Latest posts by Sam Amico (see all)
- LeBron after fight night: Lakers ‘got a long way to go’ - October 21, 2018
- Rockets, Lakers brawl as LeBron and LA suffer another fall - October 21, 2018
- Dribbles: Cavs have things to work on, but grit isn’t one - October 20, 2018
For the third time, yes, LeBron James is switching teams.
After leading the Cleveland Cavaliers to four straight appearances in the Finals, and the Miami Heat to four straight before that, James will try his hand in the Western Conference … as his agency announced on Instagram that James is headed to the Los Angeles Lakers.
After leading the Cavaliers to their lone championship in 2016, James clearly felt it’s no longer about just basketball.
He wants to plant a flag in Hollywood. And at 33 years old, that may not be such a bad idea. Everyone needs to prepare for retirement.

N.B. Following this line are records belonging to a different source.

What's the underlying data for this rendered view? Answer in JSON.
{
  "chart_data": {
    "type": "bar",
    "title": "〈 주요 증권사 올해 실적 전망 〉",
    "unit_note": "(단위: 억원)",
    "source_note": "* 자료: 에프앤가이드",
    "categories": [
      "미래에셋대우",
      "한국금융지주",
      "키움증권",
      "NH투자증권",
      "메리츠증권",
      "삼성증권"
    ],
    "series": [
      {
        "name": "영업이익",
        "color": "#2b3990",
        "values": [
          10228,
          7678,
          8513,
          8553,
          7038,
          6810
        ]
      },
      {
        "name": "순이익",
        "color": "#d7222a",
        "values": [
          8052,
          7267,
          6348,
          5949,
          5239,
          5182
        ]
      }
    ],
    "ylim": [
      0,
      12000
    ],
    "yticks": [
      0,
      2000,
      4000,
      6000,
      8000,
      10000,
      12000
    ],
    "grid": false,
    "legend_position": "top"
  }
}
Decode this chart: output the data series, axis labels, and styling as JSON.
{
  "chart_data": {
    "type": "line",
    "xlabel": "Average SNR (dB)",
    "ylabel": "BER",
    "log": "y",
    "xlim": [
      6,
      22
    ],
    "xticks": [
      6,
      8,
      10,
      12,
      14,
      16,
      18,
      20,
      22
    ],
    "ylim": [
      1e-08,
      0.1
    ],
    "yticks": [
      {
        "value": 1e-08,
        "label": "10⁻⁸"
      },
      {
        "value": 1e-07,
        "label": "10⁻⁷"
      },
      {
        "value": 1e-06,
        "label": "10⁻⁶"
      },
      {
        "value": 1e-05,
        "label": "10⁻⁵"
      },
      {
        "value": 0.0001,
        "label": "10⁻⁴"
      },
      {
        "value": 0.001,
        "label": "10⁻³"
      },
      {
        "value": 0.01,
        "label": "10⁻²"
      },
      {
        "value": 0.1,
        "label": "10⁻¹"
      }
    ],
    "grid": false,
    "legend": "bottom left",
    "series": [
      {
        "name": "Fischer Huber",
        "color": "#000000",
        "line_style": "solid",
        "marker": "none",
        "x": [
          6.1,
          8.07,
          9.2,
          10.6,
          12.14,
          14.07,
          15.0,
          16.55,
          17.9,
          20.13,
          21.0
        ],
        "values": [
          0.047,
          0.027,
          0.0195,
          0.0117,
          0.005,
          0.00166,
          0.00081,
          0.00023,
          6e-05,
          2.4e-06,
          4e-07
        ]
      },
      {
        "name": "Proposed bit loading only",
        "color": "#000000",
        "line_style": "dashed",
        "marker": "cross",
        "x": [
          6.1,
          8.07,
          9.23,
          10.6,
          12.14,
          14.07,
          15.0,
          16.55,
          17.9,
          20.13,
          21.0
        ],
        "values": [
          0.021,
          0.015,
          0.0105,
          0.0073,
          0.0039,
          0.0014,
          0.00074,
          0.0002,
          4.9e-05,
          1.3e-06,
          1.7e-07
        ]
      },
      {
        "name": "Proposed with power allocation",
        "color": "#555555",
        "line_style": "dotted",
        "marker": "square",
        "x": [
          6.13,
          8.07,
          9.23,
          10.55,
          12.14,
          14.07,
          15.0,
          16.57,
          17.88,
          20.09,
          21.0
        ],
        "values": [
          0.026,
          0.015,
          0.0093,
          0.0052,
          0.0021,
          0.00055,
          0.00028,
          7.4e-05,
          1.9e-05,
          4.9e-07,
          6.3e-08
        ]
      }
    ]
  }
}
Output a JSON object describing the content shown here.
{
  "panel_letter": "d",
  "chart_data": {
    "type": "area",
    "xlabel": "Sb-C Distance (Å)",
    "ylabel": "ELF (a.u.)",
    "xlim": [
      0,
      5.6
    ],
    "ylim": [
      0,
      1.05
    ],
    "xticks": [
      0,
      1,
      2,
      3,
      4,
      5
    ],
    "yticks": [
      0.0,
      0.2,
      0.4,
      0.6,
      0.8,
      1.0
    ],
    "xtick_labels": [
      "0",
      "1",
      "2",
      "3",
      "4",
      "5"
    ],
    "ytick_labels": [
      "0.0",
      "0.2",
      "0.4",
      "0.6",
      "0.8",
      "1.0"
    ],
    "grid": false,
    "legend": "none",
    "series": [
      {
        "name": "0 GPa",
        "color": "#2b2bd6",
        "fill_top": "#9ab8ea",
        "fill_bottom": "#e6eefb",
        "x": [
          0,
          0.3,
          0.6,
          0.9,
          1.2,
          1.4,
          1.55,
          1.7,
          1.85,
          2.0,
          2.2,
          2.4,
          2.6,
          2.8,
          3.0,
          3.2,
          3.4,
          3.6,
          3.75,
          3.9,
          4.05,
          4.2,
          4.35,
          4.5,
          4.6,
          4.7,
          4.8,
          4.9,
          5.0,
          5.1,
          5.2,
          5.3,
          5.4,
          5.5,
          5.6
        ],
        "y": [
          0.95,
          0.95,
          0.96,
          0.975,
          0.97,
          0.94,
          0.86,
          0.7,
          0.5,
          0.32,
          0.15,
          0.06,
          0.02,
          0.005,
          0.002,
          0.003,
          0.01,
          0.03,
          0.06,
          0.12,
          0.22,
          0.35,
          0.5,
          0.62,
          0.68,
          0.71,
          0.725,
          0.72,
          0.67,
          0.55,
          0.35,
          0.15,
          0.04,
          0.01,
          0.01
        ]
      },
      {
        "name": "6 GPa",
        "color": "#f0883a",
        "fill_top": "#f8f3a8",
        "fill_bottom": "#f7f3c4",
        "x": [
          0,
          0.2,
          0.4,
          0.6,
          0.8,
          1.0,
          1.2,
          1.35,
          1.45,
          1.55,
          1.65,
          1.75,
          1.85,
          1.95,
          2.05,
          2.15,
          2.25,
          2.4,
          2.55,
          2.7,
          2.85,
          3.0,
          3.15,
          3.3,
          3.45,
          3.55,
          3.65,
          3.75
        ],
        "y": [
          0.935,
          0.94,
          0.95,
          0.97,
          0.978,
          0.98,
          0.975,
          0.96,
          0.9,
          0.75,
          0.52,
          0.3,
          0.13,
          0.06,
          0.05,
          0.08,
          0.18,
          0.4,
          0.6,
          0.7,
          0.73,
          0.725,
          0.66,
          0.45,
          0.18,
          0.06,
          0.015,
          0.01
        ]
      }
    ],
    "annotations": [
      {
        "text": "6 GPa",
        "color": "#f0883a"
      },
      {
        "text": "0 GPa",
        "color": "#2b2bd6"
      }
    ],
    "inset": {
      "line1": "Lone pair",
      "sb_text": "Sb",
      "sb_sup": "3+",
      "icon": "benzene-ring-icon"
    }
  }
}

According to reports, James has agreed to a four-year deal with the Lakers for $154 million.
Year 1 could potentially be his greatest challenge. The Lakers weren’t very good last season. They are awfully young. The Golden State Warriors are an absolute basketball beast.
Oh, and the Lakers are the team with Lonzo Ball’s dad hanging around and running his mouth. If you think LeBron alone can create a circus atmosphere, just wait until you get a load of LeBron AND LaVar.
None of this is to say James is mailing it in. He wants to win. The Lakers could still land some top-notch free agent, such as DeMarcus Cousins. They could still swing a trade, maybe, for San Antonio Spurs star Kawhi Leonard.
There are new rumors they might pursue Toronto Raptors All-Star guard DeMar DeRozan, who is said to be available.
Change could still be coming to LA.
There is no questioning the Lakers’ tradition, their passionate fan base, the fact it is the center of the movie-making universe.
But they aren’t home. And for James, home is where the heart is — just not always where he wants to live and play basketball year-round.
CAVS STILL HERE
So what’s it mean for the Cavaliers?
Well, it again stings, just as it did in 2010 when James left for the Heat. They are sort of left holding a bag of some overpaid veterans, some of whom (here’s looking at you, J.R. Smith) were able to get large deals because of their relationship with LeBron.
Now, the Cavs will see what they become with the likes of Kevin Love and rookie lottery pick Collin Sexton.
Now, they will see what they might be able to get in return for Love.
Now, they will put their best foot forward and try to keep pro basketball a thing in Cleveland. On the bright side, they have gone through this before. General manager Koby Altman and owner Dan Gilbert should be well-versed in what NOT to do.
While Altman wasn’t the GM last time, he was employed by the team during a portion of its dark ages stretch from 2010-14.
The Cavs are also a veteran team that has won — a lot. At worst, they are better prepared for this than they were when LeBron split in 2010.
This time, they at least believed it could happen. This time, they can decide on a direction and roll with it.
They will determine whether to be the Little Engine That Could and win as much as possible, or try to gut the roster and start losing.
But the latter can build an endless cycle of losing and building … and building and losing … and creating a losing culture.
All the Cavs are sure of at this point is that James came back to save them before. But he never will again.
He is a member of the Lakers now, and it is best for everyone at least that much is finally known.